Mad Jack Fuller tractor road run!

Posted by Chris Graham on 13th September 2021

Chris Graham reports on the Mad Jack Fuller Tractor Road Run, that wound its way through East Sussex one sunny Sunday morning in July.

Mad Jack Fuller tractor

Mad Jack Fuller tractor road run: Ollie Colyer, from Staplehurst, aboard his very smart Fordson Power Major.

Speaking to the event organiser, Dickie Croft, a few days before the run, he wasn’t terribly optimistic about the likely turnout. With many local tractor owners busy with hay-making, he feared that participants might be a little thin on the ground. So, you can imagine my surprise and delight when, on July 18th, I arrived at the starting field just outside Brightling village, to find 40 assorted, pre-1980s tractors parked and ready. Some were on static display, but most were preparing for the 11am departure.

Mad Jack Fuller tractor

Jonathan Playfoot’s impressive Muir-Hill 121 certainly cut an imposing dash on the run, and must have been quite a handful on the twisty, narrow lane sections. Having said that, there’s no substitute for a good vantage point!

Incidentally, John Fuller (1757-1834) – known locally as ‘Mad Jack’ – was the squire of Brightling, a politician, a philanthropist and a patron of both the arts and the sciences. But, more widely, he’s known for the unusual follies he liked to build, which are dotted around the Brightling area. Interestingly, he also funded the building of the first lighthouse at Beachy Head and saved Bodiam Castle from being demolished.

Mad Jack Fuller tractor

Road runs like this one always offer plenty of opportunity for a good natter. Here, Martin Knapp (left), from Bodiam, chats beside his Ford Force 4000.

So, I’m sure that he would have appreciated the sight of so many enthusiasts and their old tractors negotiating some of the lanes that he must have known so well. It was a route that meandered for 20 miles through the East Sussex countryside, with each junction being marked with a small yellow arrow on a green post. A number of the tractors pulled trailers, loaded with family and friends all enjoying the summer weather, although one I spotted was carrying an old Ferguson tractor as well as a sofa loaded with two passengers!

Mad Jack Fuller tractor

I didn’t spot this imposing Ford 8000 out on the run, so am glad I photographed it at the start. It belongs to Tim Keeley, from Ashburnham.

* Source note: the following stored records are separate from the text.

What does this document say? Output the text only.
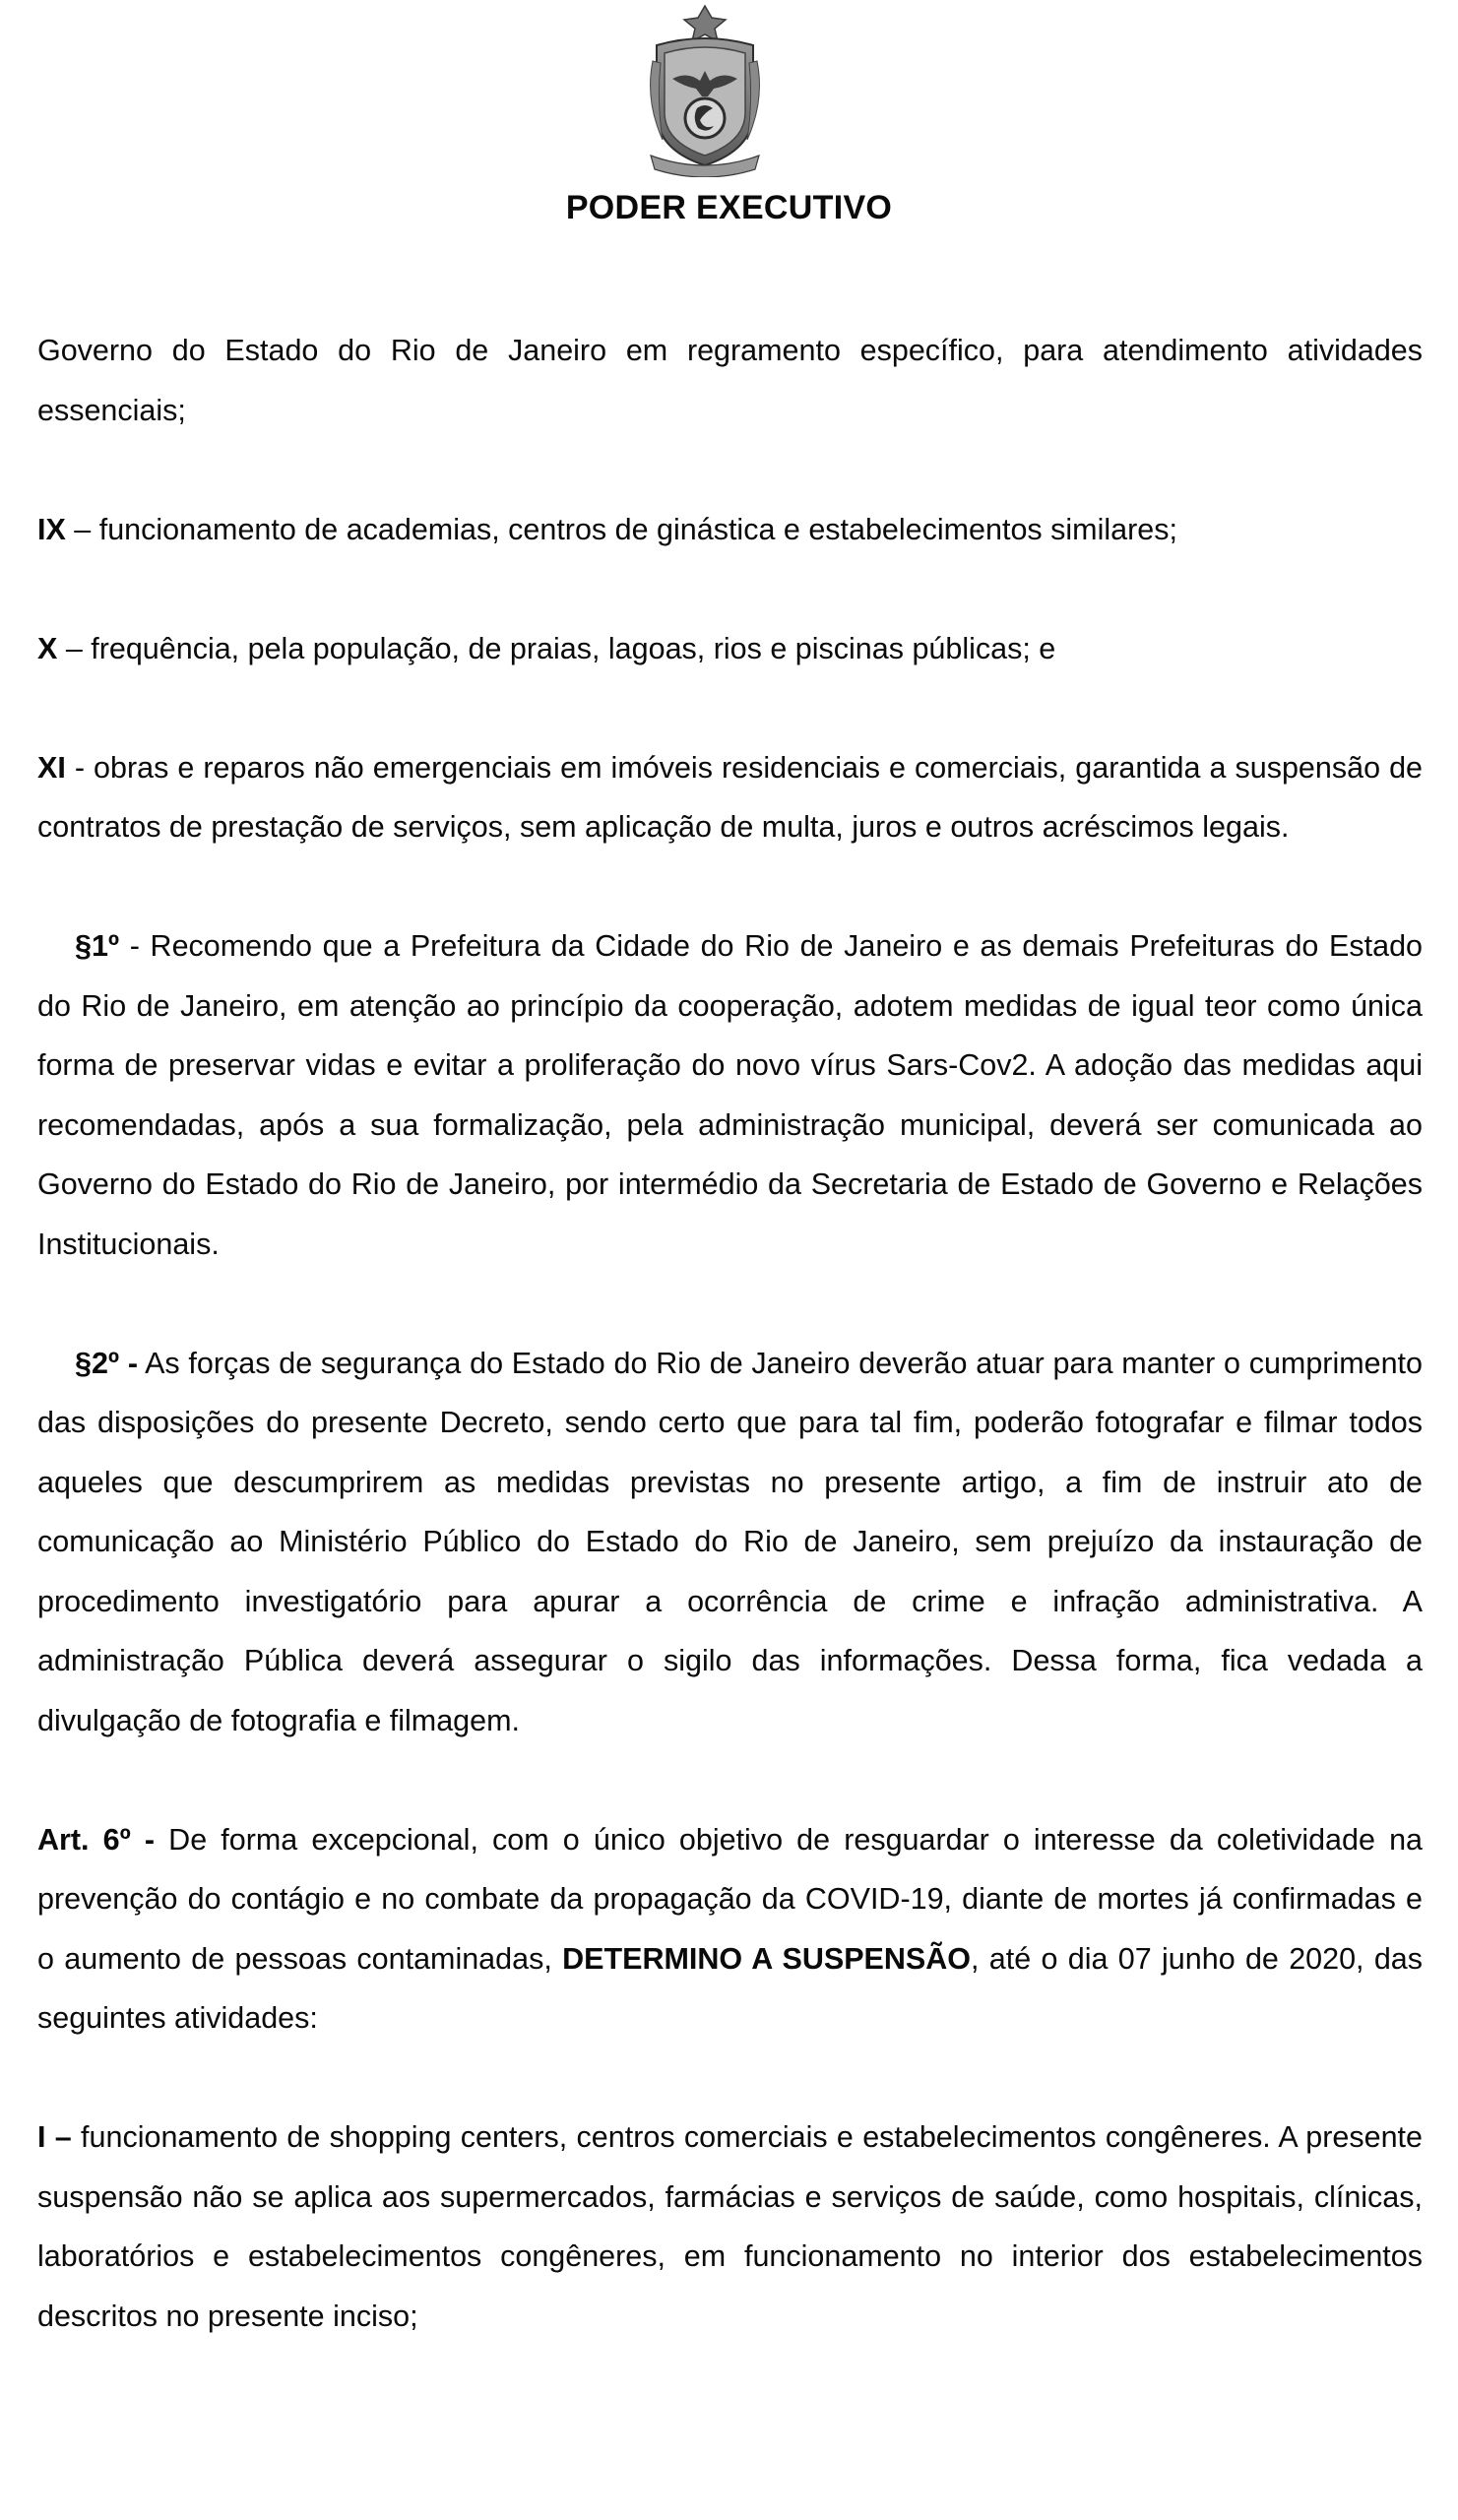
PODER EXECUTIVO

Governo do Estado do Rio de Janeiro em regramento específico, para atendimento atividades essenciais;

IX – funcionamento de academias, centros de ginástica e estabelecimentos similares;

X – frequência, pela população, de praias, lagoas, rios e piscinas públicas; e

XI - obras e reparos não emergenciais em imóveis residenciais e comerciais, garantida a suspensão de contratos de prestação de serviços, sem aplicação de multa, juros e outros acréscimos legais.

§1º - Recomendo que a Prefeitura da Cidade do Rio de Janeiro e as demais Prefeituras do Estado do Rio de Janeiro, em atenção ao princípio da cooperação, adotem medidas de igual teor como única forma de preservar vidas e evitar a proliferação do novo vírus Sars-Cov2. A adoção das medidas aqui recomendadas, após a sua formalização, pela administração municipal, deverá ser comunicada ao Governo do Estado do Rio de Janeiro, por intermédio da Secretaria de Estado de Governo e Relações Institucionais.

§2º - As forças de segurança do Estado do Rio de Janeiro deverão atuar para manter o cumprimento das disposições do presente Decreto, sendo certo que para tal fim, poderão fotografar e filmar todos aqueles que descumprirem as medidas previstas no presente artigo, a fim de instruir ato de comunicação ao Ministério Público do Estado do Rio de Janeiro, sem prejuízo da instauração de procedimento investigatório para apurar a ocorrência de crime e infração administrativa. A administração Pública deverá assegurar o sigilo das informações. Dessa forma, fica vedada a divulgação de fotografia e filmagem.

Art. 6º - De forma excepcional, com o único objetivo de resguardar o interesse da coletividade na prevenção do contágio e no combate da propagação da COVID-19, diante de mortes já confirmadas e o aumento de pessoas contaminadas, DETERMINO A SUSPENSÃO, até o dia 07 junho de 2020, das seguintes atividades:

I – funcionamento de shopping centers, centros comerciais e estabelecimentos congêneres. A presente suspensão não se aplica aos supermercados, farmácias e serviços de saúde, como hospitais, clínicas, laboratórios e estabelecimentos congêneres, em funcionamento no interior dos estabelecimentos descritos no presente inciso;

The run, which cost £5 to enter, was organised to raise funds for Brightling parish church, and Dickie and Caroline Croft deserve much credit for the time and effort they put into the event. Here’s hoping that this new run becomes a regular on the tractor calendar; I’m certainly looking forward to more of the same next year!

Mad Jack Fuller tractor

Here’s Martin Knapp at the wheel of his Ford Force 4000, with trailer and what looks like one, young prisoner in tow!


Bob Davies, from Rye, at the controls of his Diesel Major, with passenger-loaded transport box behind.


Robert Fifield, from Staplecross, with his County Super-6 and fan club in close attendance!


Chris Forman, from Staplecross, enjoying the sunshine aboard his Super Major Roadless.


I think this was another tractor on static display in the start field; Anthony Bradford’s very tidy Fordson Major.


Start ’em young! Not sure whether this nipper’s about to laugh or cry at his first, Major tractor experience.